Setelah mencari ke sana ke mari, Mat Piti menemukan Cak Dlahom duduk di pinggir kali di dekat kuburan kampung. Dia terlihat serius memperhatikan air kali yang penuh ikan kecil-kecil. Tangan kanannya memegang galah bambu kecil yang diujungnya diikat senar agak panjang, dan di ujung senar itu diikat bonggol jagung.
“Ada apa, Mat, kok wajahmu seperti habis disiram air?”
“Soal syahadat itu, Cak. Apa maksudnya ‘menyaksikan’?”
“Kenapa kamu ingin tahu?”
“Ya karena saya mau menyaksikan dan melihat Allah, Cak.”
“Mencari Allah kok malah datang ke aku.”
“Saya kan hanya mau bertanya, Cak?”
“Tanyalah pada imam masjid itu, Mat.”
“Imam masjid itu kan teman sampeyan juga, Cak?”
“Dia lebih pantas ditanya. Aku ini orang sinting. Tidak patut ditanya apa pun, apalagi soal ilmu.”
“Tapi saya mau tanya ke sampeyan saja, Cak.”
“Kenapa ke aku?”
“Karena saya ndak menganggap sampeyan sinting.”

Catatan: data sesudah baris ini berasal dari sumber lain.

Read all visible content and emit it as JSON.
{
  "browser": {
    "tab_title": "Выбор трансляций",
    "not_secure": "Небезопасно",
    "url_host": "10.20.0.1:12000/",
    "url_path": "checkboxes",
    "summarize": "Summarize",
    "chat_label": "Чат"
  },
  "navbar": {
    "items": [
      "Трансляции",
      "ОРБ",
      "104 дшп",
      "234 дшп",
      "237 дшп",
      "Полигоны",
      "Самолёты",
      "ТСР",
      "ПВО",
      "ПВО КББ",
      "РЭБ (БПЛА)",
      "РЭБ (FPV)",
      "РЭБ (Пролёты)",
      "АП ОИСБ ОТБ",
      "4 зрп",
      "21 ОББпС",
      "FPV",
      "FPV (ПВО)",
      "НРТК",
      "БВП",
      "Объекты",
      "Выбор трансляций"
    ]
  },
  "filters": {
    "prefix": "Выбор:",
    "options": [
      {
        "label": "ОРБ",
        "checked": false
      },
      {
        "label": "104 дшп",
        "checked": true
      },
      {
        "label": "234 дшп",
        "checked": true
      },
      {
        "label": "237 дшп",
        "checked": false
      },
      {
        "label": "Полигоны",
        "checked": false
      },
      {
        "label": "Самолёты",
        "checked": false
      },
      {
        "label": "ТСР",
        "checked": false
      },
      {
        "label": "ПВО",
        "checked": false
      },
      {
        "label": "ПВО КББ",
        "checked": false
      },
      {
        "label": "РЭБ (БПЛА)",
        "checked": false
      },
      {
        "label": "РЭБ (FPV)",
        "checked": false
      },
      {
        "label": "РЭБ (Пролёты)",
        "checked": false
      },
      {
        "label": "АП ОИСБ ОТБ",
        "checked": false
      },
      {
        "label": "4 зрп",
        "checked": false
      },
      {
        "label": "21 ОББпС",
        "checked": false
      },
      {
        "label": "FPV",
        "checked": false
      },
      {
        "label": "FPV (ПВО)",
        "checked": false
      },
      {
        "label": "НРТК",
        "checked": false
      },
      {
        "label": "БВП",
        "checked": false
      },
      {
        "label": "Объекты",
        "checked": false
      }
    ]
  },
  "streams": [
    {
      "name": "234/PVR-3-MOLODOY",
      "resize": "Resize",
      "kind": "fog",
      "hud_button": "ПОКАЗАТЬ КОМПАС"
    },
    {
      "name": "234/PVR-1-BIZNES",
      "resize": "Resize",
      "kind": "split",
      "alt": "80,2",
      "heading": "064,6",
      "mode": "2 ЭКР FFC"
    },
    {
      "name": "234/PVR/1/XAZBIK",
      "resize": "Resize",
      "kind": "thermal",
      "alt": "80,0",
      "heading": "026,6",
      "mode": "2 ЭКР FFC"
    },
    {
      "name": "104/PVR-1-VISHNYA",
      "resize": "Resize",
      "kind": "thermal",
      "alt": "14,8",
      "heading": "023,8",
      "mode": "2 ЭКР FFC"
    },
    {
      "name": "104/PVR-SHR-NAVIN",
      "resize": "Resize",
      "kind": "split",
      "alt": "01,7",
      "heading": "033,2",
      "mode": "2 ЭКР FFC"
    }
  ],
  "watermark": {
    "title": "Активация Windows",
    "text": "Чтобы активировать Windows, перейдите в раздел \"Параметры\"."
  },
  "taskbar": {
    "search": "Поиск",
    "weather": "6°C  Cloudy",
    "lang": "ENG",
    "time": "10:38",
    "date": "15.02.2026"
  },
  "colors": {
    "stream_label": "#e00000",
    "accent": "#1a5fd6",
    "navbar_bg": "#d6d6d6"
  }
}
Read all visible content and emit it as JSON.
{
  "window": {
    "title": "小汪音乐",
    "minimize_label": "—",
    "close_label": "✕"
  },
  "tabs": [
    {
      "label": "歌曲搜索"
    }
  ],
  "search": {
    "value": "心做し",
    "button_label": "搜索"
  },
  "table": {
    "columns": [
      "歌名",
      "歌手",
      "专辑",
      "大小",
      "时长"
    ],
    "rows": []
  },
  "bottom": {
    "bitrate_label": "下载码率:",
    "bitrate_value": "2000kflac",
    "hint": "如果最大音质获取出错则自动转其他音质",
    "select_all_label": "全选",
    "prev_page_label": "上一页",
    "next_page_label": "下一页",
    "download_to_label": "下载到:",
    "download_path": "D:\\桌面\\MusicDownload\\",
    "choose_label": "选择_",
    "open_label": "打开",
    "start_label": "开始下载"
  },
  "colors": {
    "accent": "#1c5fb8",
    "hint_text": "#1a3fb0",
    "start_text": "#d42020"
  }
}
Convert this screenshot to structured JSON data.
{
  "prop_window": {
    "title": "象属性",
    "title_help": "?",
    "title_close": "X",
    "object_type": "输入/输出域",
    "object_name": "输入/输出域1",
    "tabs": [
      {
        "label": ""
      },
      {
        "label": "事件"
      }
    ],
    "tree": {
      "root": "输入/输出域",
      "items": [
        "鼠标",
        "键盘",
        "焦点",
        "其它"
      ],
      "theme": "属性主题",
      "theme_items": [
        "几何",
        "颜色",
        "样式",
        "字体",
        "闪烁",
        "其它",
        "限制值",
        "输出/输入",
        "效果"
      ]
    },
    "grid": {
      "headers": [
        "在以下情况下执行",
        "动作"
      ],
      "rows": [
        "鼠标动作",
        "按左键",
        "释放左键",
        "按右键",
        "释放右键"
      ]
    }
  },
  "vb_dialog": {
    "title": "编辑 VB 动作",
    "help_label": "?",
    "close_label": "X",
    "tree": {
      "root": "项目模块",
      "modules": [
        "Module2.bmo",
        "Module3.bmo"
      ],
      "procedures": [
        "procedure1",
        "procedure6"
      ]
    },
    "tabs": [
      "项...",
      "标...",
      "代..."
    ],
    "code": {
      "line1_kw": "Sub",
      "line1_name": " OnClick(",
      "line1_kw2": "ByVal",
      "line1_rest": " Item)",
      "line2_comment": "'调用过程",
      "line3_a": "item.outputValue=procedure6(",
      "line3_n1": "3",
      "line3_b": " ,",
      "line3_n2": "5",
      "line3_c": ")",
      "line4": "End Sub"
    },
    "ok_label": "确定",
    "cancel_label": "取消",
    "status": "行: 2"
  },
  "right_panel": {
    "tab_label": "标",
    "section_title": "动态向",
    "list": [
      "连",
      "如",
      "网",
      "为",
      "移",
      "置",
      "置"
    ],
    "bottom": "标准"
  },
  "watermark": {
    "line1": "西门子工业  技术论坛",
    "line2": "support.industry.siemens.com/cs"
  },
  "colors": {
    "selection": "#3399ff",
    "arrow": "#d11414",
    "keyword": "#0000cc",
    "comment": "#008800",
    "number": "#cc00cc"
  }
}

“Tidak bisa, Mat. Aku sinting.”
“Ndak, Cak. Sampeyan ndak sinting.”
“Apa yang mau kamu tanya pada orang sinting sepertiku?”
“Apa betul Allah tampak?”
“Allah sendiri yang bilang, Mat. Bukan aku.”
“Kalau begitu, saya mau ketemu Allah.”
“Untuk apa?”
“Saya ingin tahu saja, Cak, kayak apa Allah itu.”
“Mat, kamu kira Allah itu artis? Kamu kira, Allah kayak ustadz-ustadz di televisi itu?”
“Ya ndak begitu juga, Cak. Saya hanya ingin tahu, Allah itu seperti apa dan dimana.”
“Mat, Allah itu tak perlu kamu cari.”
“Maksudnya, Cak?”
“Iya, untuk apa kamu bingung-bingung mau mencari Allah?”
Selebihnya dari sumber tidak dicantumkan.